Winnie – Willy, questo il titolo provvisorio dell’opera, vuole essere un dialogo-monologo borghese: la protagonista è conficcata nel terreno da tempo immemorabile ed i suoi giorni scorrono lenti e abulici tra una spazzolata ai capelli e un ritocco al trucco, eppure, nonostante la noia morbosa dello scorrere di un tempo assolutamente vuoto e inutile, Winnie è felice e continua a parlare con quel suo chiacchiericcio da salotto, nella speranza che il marito la ascolti, perchè “ancora non ha imparato, né vuole farlo, a parlare da sola”. Il personaggio di Willy compare raramente, anch’egli rinchiuso in una sorta di voragine sulla scena accanto ad un giornale economico, unica compagnia. I due protagonisti non si vedono, non comunicano ne’ condividono alcunché se non lo spazio e i giorni che si susseguono intervallati solo dal campanello assordante del mattino e quello della sera.

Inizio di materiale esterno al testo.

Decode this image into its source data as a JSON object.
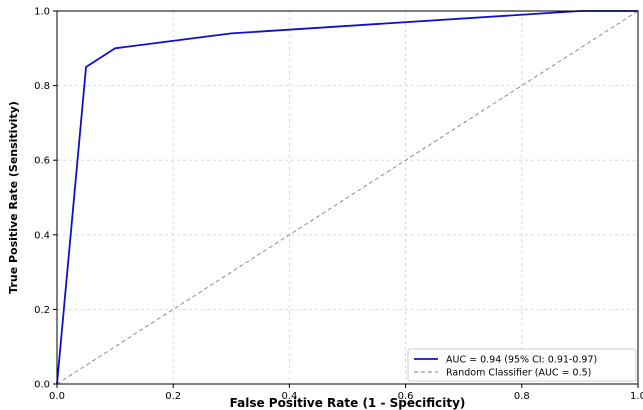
{
  "chart_data": {
    "type": "line",
    "title": "",
    "xlabel": "False Positive Rate (1 - Specificity)",
    "ylabel": "True Positive Rate (Sensitivity)",
    "xlim": [
      0.0,
      1.0
    ],
    "ylim": [
      0.0,
      1.0
    ],
    "xticks": [
      "0.0",
      "0.2",
      "0.4",
      "0.6",
      "0.8",
      "1.0"
    ],
    "yticks": [
      "0.0",
      "0.2",
      "0.4",
      "0.6",
      "0.8",
      "1.0"
    ],
    "grid": true,
    "legend_position": "bottom-right",
    "series": [
      {
        "name": "AUC = 0.94 (95% CI: 0.91-0.97)",
        "color": "#1010cc",
        "style": "solid",
        "x": [
          0.0,
          0.05,
          0.1,
          0.3,
          0.9,
          1.0
        ],
        "y": [
          0.0,
          0.85,
          0.9,
          0.94,
          1.0,
          1.0
        ]
      },
      {
        "name": "Random Classifier (AUC = 0.5)",
        "color": "#808080",
        "style": "dashed",
        "x": [
          0.0,
          1.0
        ],
        "y": [
          0.0,
          1.0
        ]
      }
    ]
  }
}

Ma la chiave di questo dramma è nella felicità che Winnie si ostina a decantare: “Ah che giorno felice sarà stato questo, Willy!”. Per tutto il tempo, la protagonista persevera nel proclamare l’immensa gioia che prova, la felicità di ogni singolo giorno che trascorre su questo fazzoletto di terra col suo parasole e una sporta con gli oggetti personali: una spazzola ed un pettine, il rossetto, uno specchietto…e una pistola che pur guardando con cupidigia si ostina a non usare mai in una rivendicazione del diritto di vivere quasi folle.
Il secondo atto della messinscena vede Winnie immersa nella sabbia fino al collo. Anche in questa condizione, se possibile ancora più infernale della precedente, le proclamazioni di gioia e di felicità non si risparmiano, sfiorando più che il parossismo, il ridicolo, quasi riprendendo quell’umorismo pirandelliano che sgomenta e lascia il sorriso morire in bocca. E quando l’ultimo campanello suona la sua desolazione, Winnie è ancora lì. Con il suo monologo torrenziale ad intonare l’aria di un’operetta con tutta la sua gioia, con la pistola ritta e inutile davanti a sé, con le parole di una vita da raccontare ormai a nessuno, con i pensieri, i ricordi ed i classici nella mente stanca…
Giulia Lazzarini che anche ieri ha ricevuto una formidabile dose di applausi, sul palcoscenico, anche se imbrigliata per metà nella sabbia, ha un carisma fuori dal comune: la sua voce sembra sgorgare non dallo stomaco, ma dal ventre stesso di quel deserto che ne imprigiona le carni. L’età che avanza sembra appena sfiorarla: gli occhi emozionati sono sempre gli stessi da anni, ricchi di gioia, di storie da raccontare, di personaggi da interpretare e la sua quasi timidezza nel raccogliere i meritati applausi la consacrano ancora un volta, come la regina del teatro milanese.